This week’s selected media, January 12, 2025: Nuclear Revolution, Powering America
This week I finished:
Nuclear Revolution: Powering the Next Generation, by podcast guest Jack Spencer. I also watched his presentation on the book and panel at Heritage and followed up with the film he recommended in that presentation, Powering America, by the Heritage Foundation, where Jack works.
Through our conversations on my podcast, especially doing the Spodek Method, and (coming soon, just recorded) on his, plus all the interactions that come with scheduling, Jack and I have become friends. If you’ve listened to our conversations, you know that we’re planning to go fishing together. I haven’t eaten fish since 1990 and don’t expect to restart, but Jack predicts I’ll at least still love the experience.

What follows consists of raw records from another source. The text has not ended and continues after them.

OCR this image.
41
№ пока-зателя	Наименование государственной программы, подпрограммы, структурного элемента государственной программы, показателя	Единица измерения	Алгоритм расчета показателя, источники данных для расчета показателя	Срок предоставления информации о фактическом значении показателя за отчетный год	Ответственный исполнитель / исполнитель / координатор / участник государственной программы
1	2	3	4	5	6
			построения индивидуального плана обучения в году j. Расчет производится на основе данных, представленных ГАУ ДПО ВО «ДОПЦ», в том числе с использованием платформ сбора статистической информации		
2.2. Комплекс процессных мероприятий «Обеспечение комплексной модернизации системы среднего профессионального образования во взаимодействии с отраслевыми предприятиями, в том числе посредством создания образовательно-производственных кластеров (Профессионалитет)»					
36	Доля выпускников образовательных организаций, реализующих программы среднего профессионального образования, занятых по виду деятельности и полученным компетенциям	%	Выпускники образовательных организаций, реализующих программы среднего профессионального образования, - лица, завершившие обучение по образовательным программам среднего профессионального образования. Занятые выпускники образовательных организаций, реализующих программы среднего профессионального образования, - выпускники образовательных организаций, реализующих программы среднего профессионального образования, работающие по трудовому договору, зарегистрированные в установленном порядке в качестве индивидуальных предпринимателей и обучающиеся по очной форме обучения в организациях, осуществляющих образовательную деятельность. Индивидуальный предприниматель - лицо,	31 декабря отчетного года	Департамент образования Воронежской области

I agree with much of his view. Competitive markets can transform new, untested, risky technologies into dependable, tested, known ones with less risk of failure, even negligible. I would expect that process to happen with nuclear energy.
My post on Adam Smith and pollution shares a concern that Smith shared. Free markets transform many people working for their own interests into opulence: “Little else is requisite to carry a state to the highest degree of opulence from the lowest barbarism, but peace, easy taxes, and a tolerable administration of justice.”
What he means by “justice,” as I understand, is that I can’t be allowed to hurt or coerce you with impunity. I’m concerned not with nuclear accidents, but with what podcast guest Tom Murphy wrote about in Limits to economic growth: A peer-reviewed paper by podcast guest Tom Murphy. I saw other views I think Jack missed. I look forward to talking to him about his book and seeing what we learn from each other. Maybe I missed things. I’m inclined to think we’ll come up with a resolution that may interest many others.
Jack said something I valued when we were talking about bringing me to Heritage to talk about my book, Sustainability Simplified. When I said he might not agree with the book, he said not agreeing with it wouldn’t affect sharing it. That’s the opposite of being an ideologue. That’s integrity to the pursuit of knowledge.